Integrating loads of amino acids in their make-up, proteins are complex molecules essential for cellular formation, growth, maintenance, and repair. Although most proteins bear semblance, they can vary in molecular structure, size, and physicochemical attributes. For efficient identification of these molecules, protein characterization is required.
Simply put, protein characterization is used to detect and isolate the various amino acids available in a specific protein. Protein characterization techniques like Mass Spectrometry give researchers the luxury of identifying and segmenting proteins with great detail.
This guide will look at the structural protein levels and major portion characterization techniques most protein expression services use.
Structural Levels of Protein
Before examining the unique protein characterization techniques, it’s important to understand the structural protein levels. There are four structural levels to protein, including:
The primary structural level is the most basic protein structural level. This level comes in handy to explain the sequence of amino acids in a polypeptide chain.
Amino acid order is crucial, and even the slightest tilt can alter the course of a protein’s structure and function. For instance, an amino acid change in hemoglobin can cause single-cell anemia.
The secondary protein level denotes protein forms that curl alongside polypeptide chains during backbone atom interactions.
Typical secondary structures include the Beta pleated sheet and Alpha helix. Both forms are held in place by hydrogen bonds. While some single proteins might integrate one secondary structure, scientists from a leading protein expression company will encounter proteins with multiple secondary blueprints.
A 3D (three-dimensional) polypeptide chain is formed at the tertiary level. This formation stems from the interaction of amino acid R groups. Upon interaction, non-covalent bonds develop.
Note that hydrophobic interactions can create 3D polypeptide chains (tertiary structures). Covalent disulfide bonds that link cysteine amino acids can also develop tertiary structures.
Although some proteins are based on a single polypeptide chain, others might feature multiple chains. These multiple chains are tagged subunits that align to create a protein’s quaternary level.
A typical example of a protein that adopts a quaternary structure is a hemoglobin. This protein is responsible for transporting oxygen to crucial organs and tissues in the human body.

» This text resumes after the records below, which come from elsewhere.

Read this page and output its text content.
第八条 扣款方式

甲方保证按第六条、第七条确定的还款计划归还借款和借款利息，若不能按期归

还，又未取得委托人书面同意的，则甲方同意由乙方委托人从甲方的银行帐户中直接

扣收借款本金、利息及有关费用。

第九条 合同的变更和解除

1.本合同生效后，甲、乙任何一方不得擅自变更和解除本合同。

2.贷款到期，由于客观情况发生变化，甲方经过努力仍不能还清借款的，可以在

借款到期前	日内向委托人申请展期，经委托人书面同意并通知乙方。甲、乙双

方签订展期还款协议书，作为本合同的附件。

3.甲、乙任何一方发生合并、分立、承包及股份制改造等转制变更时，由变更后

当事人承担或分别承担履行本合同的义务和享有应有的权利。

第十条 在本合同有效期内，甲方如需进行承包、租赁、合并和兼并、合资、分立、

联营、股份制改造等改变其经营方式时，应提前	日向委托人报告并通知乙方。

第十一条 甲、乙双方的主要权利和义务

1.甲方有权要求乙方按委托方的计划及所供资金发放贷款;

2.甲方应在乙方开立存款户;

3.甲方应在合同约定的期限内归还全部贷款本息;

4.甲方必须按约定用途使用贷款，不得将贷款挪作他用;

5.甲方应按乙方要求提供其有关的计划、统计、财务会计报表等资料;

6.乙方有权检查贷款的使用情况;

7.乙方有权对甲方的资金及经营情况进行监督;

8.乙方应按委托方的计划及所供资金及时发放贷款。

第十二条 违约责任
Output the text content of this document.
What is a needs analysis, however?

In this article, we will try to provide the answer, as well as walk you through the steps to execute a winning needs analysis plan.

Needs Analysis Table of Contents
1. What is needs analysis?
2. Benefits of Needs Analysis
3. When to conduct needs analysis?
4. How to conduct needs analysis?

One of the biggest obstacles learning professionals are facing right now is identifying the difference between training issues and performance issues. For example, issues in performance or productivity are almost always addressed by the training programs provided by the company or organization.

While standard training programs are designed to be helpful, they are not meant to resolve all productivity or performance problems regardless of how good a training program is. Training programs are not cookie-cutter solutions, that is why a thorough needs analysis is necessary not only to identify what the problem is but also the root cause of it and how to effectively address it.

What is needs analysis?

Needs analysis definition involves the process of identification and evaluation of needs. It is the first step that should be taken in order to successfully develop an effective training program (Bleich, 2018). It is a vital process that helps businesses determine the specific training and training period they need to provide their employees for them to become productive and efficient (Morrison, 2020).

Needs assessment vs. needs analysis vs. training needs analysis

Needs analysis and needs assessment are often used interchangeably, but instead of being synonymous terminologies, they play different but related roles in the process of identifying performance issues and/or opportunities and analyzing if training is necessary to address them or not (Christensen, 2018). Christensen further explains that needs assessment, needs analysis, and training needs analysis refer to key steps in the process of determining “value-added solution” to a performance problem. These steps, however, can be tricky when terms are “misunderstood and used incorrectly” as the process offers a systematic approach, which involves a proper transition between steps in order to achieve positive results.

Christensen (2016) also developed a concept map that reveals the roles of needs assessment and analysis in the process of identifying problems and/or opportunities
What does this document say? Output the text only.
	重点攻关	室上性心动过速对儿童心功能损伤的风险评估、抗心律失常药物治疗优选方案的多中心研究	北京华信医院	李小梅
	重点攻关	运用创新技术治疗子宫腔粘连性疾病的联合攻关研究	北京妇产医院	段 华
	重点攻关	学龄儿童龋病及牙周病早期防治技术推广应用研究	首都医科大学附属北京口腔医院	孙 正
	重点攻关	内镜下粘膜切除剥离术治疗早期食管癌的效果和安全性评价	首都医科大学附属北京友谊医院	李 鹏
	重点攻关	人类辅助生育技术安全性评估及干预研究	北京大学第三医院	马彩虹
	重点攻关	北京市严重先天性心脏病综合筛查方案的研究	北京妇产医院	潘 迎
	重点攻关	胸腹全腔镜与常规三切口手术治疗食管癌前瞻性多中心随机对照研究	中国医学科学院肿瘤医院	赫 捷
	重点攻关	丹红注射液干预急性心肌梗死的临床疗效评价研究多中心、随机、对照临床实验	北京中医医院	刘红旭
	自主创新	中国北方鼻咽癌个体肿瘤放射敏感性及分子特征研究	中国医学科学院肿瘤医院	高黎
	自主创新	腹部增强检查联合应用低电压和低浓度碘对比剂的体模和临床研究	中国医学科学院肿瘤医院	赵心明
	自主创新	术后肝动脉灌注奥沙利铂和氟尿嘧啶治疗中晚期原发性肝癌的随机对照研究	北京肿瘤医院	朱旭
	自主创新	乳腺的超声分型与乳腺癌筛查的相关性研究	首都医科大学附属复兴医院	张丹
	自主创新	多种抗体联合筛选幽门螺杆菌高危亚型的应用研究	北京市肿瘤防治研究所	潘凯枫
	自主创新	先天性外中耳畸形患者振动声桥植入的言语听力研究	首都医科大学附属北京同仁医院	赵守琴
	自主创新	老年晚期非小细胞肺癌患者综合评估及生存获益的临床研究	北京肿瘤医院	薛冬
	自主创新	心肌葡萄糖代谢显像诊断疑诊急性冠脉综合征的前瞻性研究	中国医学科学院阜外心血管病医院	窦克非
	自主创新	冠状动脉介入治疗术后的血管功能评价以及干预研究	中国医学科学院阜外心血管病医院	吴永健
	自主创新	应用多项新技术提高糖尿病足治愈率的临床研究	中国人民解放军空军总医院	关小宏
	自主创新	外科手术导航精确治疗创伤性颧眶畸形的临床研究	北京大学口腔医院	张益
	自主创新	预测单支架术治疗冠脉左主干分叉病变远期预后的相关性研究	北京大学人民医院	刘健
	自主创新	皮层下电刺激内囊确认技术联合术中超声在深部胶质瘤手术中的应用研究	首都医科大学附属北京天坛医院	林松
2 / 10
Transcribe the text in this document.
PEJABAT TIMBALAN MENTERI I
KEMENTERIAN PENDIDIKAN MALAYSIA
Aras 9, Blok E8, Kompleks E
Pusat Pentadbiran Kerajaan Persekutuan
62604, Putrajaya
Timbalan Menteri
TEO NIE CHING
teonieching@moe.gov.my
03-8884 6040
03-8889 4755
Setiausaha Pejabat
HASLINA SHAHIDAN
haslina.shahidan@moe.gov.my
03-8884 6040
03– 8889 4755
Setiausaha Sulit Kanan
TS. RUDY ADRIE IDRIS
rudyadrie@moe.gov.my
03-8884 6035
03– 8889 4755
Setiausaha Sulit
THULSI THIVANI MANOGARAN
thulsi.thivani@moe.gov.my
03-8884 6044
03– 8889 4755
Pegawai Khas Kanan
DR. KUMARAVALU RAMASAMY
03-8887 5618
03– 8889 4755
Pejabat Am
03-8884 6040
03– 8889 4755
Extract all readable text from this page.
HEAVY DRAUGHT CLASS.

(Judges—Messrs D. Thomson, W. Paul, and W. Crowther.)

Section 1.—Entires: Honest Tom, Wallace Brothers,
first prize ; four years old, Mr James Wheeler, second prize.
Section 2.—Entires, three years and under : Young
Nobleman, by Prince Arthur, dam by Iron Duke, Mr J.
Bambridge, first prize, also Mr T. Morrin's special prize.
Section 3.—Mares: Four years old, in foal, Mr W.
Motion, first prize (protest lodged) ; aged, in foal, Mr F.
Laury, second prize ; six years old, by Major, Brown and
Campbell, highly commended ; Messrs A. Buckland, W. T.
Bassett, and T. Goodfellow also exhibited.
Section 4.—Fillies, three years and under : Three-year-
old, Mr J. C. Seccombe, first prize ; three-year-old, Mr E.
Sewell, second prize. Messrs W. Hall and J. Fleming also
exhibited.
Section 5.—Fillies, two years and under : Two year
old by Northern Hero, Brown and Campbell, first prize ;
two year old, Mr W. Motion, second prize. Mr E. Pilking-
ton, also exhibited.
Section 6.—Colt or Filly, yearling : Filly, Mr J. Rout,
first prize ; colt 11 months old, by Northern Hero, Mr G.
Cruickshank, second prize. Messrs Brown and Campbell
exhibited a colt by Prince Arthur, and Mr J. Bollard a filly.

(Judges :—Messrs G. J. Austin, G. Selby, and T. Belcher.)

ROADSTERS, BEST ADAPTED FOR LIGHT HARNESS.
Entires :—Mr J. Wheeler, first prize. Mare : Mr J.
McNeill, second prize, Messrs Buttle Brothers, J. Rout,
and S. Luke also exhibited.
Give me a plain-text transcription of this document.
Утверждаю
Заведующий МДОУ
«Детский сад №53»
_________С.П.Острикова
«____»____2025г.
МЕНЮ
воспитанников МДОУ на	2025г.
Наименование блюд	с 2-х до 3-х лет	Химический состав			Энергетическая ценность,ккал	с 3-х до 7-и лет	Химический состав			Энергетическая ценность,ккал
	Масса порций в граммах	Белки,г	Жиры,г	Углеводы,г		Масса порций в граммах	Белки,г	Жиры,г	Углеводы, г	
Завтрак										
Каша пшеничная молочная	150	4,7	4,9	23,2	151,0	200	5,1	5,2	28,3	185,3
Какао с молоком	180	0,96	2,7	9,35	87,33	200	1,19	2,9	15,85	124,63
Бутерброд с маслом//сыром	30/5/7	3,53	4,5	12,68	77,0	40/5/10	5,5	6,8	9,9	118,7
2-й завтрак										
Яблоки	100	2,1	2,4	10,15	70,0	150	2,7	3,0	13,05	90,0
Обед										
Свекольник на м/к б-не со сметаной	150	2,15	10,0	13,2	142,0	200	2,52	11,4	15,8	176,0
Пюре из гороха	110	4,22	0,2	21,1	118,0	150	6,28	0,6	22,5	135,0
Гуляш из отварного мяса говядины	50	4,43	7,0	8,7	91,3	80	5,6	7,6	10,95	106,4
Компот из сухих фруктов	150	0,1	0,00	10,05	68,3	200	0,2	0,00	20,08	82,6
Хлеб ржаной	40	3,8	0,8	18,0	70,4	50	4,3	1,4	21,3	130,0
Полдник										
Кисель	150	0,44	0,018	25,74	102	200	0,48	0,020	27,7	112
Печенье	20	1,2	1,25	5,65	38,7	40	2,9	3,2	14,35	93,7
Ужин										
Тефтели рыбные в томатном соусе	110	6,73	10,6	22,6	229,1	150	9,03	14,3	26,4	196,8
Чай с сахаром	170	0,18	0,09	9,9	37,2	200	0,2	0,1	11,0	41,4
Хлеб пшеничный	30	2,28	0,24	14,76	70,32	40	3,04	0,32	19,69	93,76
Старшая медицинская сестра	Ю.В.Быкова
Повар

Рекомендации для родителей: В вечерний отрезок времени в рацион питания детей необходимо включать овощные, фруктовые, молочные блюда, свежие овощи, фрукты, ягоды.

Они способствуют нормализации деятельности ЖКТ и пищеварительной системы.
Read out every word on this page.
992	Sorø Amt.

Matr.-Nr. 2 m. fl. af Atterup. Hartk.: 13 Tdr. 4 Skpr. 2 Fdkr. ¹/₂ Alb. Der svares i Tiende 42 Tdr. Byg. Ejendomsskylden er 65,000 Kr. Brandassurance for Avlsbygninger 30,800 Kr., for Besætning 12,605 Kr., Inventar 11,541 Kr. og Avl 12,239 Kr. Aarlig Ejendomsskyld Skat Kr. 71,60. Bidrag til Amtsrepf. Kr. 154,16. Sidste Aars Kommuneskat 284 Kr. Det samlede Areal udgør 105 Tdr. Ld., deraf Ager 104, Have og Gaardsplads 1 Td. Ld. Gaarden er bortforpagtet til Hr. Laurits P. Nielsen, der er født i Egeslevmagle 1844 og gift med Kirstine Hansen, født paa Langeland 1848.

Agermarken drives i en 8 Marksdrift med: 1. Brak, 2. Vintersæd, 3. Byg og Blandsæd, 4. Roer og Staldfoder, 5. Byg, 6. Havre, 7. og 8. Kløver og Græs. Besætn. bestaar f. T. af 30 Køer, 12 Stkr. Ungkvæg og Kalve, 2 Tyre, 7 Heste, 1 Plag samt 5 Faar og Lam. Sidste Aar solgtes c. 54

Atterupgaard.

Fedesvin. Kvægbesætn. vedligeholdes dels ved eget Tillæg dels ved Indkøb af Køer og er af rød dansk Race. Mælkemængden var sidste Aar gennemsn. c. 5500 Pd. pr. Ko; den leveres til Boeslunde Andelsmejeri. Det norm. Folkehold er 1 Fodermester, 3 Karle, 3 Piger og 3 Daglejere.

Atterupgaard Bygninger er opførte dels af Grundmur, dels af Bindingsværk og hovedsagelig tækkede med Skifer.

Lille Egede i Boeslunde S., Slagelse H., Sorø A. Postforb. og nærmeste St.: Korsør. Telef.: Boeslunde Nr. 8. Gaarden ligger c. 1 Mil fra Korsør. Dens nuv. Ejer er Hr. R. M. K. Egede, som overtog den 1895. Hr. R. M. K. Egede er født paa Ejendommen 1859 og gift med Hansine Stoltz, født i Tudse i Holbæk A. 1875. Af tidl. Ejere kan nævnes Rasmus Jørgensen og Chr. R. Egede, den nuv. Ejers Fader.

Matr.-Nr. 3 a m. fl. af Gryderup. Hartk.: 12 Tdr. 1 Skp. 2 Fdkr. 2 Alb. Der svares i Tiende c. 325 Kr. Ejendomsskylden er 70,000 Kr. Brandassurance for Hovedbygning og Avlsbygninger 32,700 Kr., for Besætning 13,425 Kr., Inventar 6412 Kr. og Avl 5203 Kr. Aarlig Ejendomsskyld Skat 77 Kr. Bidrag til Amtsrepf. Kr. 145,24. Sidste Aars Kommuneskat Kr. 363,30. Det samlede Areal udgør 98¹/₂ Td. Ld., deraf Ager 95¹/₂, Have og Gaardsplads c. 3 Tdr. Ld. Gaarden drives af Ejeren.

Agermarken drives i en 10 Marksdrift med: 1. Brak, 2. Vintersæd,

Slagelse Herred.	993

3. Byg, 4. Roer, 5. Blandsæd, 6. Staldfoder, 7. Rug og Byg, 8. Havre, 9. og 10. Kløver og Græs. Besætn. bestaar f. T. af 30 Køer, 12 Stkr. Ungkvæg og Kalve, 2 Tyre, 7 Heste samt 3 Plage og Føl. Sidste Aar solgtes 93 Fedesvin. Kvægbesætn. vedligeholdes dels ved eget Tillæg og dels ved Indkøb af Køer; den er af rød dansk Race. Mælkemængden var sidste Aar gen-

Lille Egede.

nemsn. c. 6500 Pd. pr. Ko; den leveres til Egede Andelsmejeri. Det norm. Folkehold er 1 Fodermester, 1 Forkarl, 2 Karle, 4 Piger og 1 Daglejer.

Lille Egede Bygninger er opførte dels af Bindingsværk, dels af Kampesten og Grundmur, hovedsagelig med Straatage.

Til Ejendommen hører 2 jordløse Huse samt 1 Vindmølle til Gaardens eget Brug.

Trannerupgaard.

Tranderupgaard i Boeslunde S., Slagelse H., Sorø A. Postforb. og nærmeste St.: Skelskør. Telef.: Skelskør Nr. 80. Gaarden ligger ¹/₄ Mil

Primary Protein Characterization Techniques
Do you want to dig further into the characterization of proteins adopted by the standard protein expression service? Here are some special protein characterization techniques to note:
- Mass Spectrometry
Sophisticated tools like mass spectrometry have revamped the way laboratories group proteins. This protein characterization technique is useful for identifying post-translational modifications, also known as PTMs, to change a protein’s behavioral attributes.
Mass spectrometry helps scientists to detect the distinct protein characteristics using add-ons that can seamlessly identify spectra forms in their millions. Since scientists can identify thousands of peptides and proteins in a single application, mass spectrometry makes PTM detection smooth sailing.
- Amino Acid Analysis
Amino acid analysis usually complements protein characterization. This technique allows researchers to get a detailed insight into select protein attributes. For example, labs use chromatographic techniques to detect, isolate, analyze, quantify, and group amino acids.
- Gel Electrophoresis
Gel electrophoresis heavily relies on the movements observable in an electric field for protein separation (by molecular structure).
When proteins encounter an electric field, they tend to unfold. They’re also coated due to the negative charge. These actions, in turn, make proteins separate and move towards a positive charge.
Afterward, proteins are redirected to a membrane that can be analyzed solely by several techniques, including Western blotting. Also referred to as immunoblotting, this technique adopts a three-step process to detect individual proteins.
Here, characterization is actualized by injecting an antibody specific to the protein targeted during the experiment. After this, molecular bands featuring the target protein attach themselves to the antibody, thereby facilitating a color change.
- Dynamic Light Scattering (DLS)
Dynamic light scattering is a technique that has amassed so much popularity in the last decade due to its simplicity and user-friendly nature. Unlike other protein characterization techniques, DLS issues results minutes after the initial experiment without requiring numerous samples.
Besides characterizing sample size, the DLS comes to the fore when unlocking distribution data without initial separation. This attribute allows the DLS technique to be ideal for varying applications, ranging from high range particle dispersion to low nanometer polymer solutions.
- Trapped Ion Mobility Spectrometry
Trapped Ion Mobility Spectrometry (TIMS) is a gas-phase technique engaged by the standard e coli protein expression service to get an expansive molecular weight signal range.
TIMS is used to separate ions in terms of their mobility. It also delivers collision cross section (CCS) data that’ll help researchers to attain increased specificity in protein analysis.
As the biomedical sector advances, the techniques used to characterize proteins must follow a similar path. Protein mapping is vital as it aids drug development and creates mediums crucial in detecting illnesses at their early stages.
Due to the importance of protein characterization, regulatory bodies and manufacturers must come together to answer the nagging question — how characterized is well characterized?